How do you convert $ - 120$ degrees to radians?

Answer 1

Hint: The angle $\alpha $ in radians is equal to the angle $\alpha $ in degrees times pi constant divided by $180$ degrees:
${\alpha _{(radians)}} = {\alpha _{(\deg rees)}} \times \dfrac{\pi }{{{{180}^0}}}$
Or you can say,
\[radians = \deg rees \times \dfrac{\pi }{{{{180}^0}}}\].

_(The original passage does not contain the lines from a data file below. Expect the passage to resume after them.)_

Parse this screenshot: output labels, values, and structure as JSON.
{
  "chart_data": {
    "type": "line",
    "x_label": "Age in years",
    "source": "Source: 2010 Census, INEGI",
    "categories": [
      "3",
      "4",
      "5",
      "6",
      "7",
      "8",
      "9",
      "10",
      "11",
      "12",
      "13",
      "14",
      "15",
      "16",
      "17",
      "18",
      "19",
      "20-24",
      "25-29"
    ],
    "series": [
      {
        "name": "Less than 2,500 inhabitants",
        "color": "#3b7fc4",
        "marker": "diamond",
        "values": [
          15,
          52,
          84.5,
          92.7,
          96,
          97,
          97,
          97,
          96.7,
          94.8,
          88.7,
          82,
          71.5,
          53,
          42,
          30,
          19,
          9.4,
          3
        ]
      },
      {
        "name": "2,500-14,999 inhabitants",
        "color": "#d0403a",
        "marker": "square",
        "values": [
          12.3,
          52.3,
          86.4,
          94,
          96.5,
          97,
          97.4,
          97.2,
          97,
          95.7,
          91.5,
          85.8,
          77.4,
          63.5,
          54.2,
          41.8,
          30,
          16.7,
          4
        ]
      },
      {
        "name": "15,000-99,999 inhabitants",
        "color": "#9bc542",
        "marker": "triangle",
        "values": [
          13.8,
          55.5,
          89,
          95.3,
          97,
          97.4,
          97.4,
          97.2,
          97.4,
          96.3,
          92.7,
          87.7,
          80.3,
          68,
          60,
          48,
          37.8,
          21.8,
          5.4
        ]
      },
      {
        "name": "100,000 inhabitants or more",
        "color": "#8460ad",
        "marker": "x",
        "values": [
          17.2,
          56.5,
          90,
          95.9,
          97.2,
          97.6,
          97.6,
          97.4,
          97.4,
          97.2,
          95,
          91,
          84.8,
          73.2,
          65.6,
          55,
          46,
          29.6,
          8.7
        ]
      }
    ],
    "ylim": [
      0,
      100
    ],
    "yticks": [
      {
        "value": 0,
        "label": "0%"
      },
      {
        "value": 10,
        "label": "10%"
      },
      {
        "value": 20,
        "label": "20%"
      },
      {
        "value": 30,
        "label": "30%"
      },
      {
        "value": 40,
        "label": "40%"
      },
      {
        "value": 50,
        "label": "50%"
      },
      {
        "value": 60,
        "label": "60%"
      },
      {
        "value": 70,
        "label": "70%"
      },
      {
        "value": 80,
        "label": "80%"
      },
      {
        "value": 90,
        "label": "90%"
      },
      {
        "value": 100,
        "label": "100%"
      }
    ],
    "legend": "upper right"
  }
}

Complete step by step solution:
According to the given data, we need to write $\alpha $(radians) $ - 120$ degrees into radians.
For which we are going to use this formula,
${\alpha _{(radians)}} = {\alpha _{(\deg rees)}} \times \dfrac{\pi }{{{{180}^0}}}$
On substituting the data in the above given expression, we get
${\alpha _{(radians)}} = - {120^0} \times \dfrac{\pi }{{{{180}^0}}}$
$ \Rightarrow - {120^0} \times \dfrac{{3.14159}}{{{{180}^0}}} = - 2.0943951$radians

Therefore, we get that $ - {120^0}$ is equivalent to $ - 2.0943951$ radians.

Note:
Degrees to radians conversion formula is given by,
One degree is equal \[0.01745329252\] radians:
${1^0} = \dfrac{\pi }{{180}} = 0.005555556 \pi = 0.01745329252{\text{ }}rad$.